Casamento no subúrbio

Os casamentos nos subúrbios valiam uma novela; eram acompanhados desde o noivado, em que se "estourava" uma garrafa de champagne nacional, melhor dizer, champanha. Havia todo um ritual, desde o pedido da mão da noiva, que geralmente era feito pelo pai do pretendente, se ainda estivesse sóbrio; durante a fase do jantar, levantava-se e pedia a palavra para falar das excelências do candidato, como não podia deixar de ser, falando somente das qualidades, nunca sobre os defeitos, mesmo se esses fossem muitos - não gostar de trabalho, fins de semanas com libações alcoólicas, freqüência em "shows" de alta sacanagem, mau hábito de dar brilho nas unhas, comer pratos de trabalhadores braçais, gostar de churrascos etc. Terminada a festa, ou seja, iniciado o noivado, os noivos passavam a sair sem acompanhamentos, tais como, irmãos menores, tias velhas, colegas de responsabilidades; os noivos podiam aceitar convites para festas de aniversários, casamentos, servirem de padrinhos dos mesmos, fazer pequenas viagens, como por exemplo, do subúrbio até Copacabana, desde que não voltassem depois das 20 h, e tantas outras vantagens.

No dia do noivado era marcada a data do casamento; sendo assim, toda vizinhança esperava com ansiedade o sonhado dia, em que poderiam melhorar as emoções digestivas e encher a cara gratuitamente. Na véspera do casório, havia a visitação a casa, ou se fosse o caso de permanecer com os pais, o quarto da noiva, onde um belo edredom, tendo no centro uma boneca fazendo às vezes de Maria Antonieta, enfeitava a cama, com travesseiros acetinados e bordados, o mesmo acontecendo com as toalhas de banheiro com as iniciais dos noivos entrelaçadas significando amantes para sempre!
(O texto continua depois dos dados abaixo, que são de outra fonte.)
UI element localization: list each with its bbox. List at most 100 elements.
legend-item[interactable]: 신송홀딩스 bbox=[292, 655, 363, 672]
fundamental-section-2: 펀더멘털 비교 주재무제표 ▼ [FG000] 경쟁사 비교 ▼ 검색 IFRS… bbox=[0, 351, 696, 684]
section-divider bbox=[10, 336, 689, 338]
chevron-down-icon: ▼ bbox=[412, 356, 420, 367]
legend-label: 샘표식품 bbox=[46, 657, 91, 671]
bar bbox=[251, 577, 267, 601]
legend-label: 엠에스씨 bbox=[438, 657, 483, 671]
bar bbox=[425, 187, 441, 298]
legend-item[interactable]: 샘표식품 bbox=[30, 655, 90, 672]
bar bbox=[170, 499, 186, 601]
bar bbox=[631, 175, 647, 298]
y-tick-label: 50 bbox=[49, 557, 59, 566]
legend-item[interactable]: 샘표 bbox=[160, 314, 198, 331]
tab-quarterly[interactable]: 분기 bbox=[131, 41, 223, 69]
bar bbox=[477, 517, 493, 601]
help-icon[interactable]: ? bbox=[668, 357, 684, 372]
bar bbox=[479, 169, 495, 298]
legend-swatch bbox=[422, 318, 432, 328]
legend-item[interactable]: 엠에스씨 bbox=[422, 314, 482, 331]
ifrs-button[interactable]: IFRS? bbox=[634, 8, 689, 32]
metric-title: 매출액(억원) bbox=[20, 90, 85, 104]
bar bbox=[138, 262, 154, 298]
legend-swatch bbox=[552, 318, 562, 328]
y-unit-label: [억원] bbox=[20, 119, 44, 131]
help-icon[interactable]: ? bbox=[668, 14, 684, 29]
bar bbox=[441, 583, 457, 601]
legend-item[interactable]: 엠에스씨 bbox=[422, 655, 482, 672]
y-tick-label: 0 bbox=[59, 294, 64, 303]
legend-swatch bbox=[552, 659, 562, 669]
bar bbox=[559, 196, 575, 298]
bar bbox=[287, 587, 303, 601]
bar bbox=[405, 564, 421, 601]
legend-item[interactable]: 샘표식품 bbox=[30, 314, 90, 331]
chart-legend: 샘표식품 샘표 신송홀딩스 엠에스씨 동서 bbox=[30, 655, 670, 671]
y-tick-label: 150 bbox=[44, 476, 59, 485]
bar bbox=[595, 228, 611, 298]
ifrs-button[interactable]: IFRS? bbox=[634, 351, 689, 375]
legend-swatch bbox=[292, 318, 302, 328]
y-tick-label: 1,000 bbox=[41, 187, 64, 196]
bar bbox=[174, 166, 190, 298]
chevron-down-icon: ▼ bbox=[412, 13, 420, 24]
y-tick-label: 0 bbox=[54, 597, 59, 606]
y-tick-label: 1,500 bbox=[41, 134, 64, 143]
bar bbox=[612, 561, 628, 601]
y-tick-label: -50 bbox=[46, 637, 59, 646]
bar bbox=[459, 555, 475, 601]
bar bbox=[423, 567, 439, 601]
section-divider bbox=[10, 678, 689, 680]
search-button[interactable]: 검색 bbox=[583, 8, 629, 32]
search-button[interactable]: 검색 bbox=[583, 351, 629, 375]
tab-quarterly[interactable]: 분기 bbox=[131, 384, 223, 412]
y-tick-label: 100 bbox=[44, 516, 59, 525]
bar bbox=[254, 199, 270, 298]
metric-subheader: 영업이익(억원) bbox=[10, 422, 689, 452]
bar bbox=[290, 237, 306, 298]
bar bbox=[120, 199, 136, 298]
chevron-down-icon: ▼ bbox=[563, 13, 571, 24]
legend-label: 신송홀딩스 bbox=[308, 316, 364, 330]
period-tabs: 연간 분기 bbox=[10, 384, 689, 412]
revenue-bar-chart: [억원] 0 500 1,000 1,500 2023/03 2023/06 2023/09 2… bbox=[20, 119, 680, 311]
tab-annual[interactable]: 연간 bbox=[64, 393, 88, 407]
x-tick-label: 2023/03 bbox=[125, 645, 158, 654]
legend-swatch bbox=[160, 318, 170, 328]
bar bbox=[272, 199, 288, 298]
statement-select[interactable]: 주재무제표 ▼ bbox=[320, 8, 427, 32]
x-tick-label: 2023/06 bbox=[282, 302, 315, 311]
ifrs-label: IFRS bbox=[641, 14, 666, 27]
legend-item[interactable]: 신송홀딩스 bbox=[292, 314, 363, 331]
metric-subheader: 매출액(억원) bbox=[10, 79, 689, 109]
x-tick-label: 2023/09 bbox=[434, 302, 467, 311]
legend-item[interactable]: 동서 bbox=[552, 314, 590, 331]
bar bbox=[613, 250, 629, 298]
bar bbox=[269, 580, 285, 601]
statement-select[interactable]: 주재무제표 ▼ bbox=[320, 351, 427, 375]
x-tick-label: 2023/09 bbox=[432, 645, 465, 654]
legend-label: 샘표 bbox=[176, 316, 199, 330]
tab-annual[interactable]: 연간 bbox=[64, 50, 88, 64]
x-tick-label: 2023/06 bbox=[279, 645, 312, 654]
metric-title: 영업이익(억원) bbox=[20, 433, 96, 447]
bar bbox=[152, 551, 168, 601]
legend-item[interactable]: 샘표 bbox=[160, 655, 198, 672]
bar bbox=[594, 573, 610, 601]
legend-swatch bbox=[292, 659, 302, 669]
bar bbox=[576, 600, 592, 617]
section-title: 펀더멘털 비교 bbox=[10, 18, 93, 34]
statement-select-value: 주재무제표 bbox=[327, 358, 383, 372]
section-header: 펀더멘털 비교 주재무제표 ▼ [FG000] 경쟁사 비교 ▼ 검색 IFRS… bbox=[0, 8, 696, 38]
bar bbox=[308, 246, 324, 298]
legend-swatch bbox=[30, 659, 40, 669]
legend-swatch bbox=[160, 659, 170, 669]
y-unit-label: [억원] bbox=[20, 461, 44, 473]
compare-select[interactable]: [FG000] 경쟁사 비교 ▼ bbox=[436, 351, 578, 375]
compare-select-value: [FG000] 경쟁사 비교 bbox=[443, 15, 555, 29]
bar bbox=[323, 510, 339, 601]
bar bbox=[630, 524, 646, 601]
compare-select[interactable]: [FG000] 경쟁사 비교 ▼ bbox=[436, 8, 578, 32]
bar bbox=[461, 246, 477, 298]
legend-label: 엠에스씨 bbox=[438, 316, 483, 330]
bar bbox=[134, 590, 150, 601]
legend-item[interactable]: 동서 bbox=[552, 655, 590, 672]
Terminadas as formalidades de casamento civil pela manhã, os noivos retornavam à casa da noiva, onde era servido um lauto almoço às pessoas de mais intimidade das famílias. No fim da tarde, havia o casamento na igreja, onde as noivas faziam questão absoluta de véu e grinalda, demonstrando sua pureza, muitas vezes, perdida nas vésperas e antevésperas. À noite, seguia-se a festança com muita comida e bebida, onde não faltavam o leitão e o chope de serpentina. No casamento de Irene, amiga de minha tia, eu fui encarregado de levar a almofada para o casamento na igreja, onde os noivos se ajoelhavam para as bênçãos; Vilma sobrinha da noiva ficou encarregada das alianças; no fim da cerimônia, a célebre fotografia com pais, padrinhos e sobressalentes, onde eu me incluía com Vilma, ambos com sete anos. Nesse casamento, cheguei a contar 12 barris de chope e me lembro de minha tia dançando, com vestido negro esvoaçante, com a energia de seus 27 anos. No casamento de Yone, no Méier, cheguei com meus convidados as 11 h da noite, quando os noivos já iam saindo para a viagem de lua de mel; geralmente iam para os lugares da moda, como algum hotel de Copacabana, ou para São Paulo ou Belo Horizonte; jamais para o exterior. Como adiantei, cheguei as 11 h com meus amigos, pois, no subúrbio convidar um era convidar os amigos chegados; às vezes, avisávamos - vou levar uns amigos; outras nem precisava falar; cumprimentamos os noivos já entrando no carro, os pais, vertendo lágrimas de despedida e nós começando a comer e beber, esquentando a festa até as 4 h da manhã. Nos dias seguintes viriam os comentários sobre os acertos e erros das cerimônias e a qualidade do bufê; geralmente todos gostavam, pois, chegavam a economizar apetite próximo ao casamento, como Paulo Rónai contava num conto húngaro constante de sua antologia, em que um dos convidados comeu tanto, que morreu entalado com um recheado de repolho.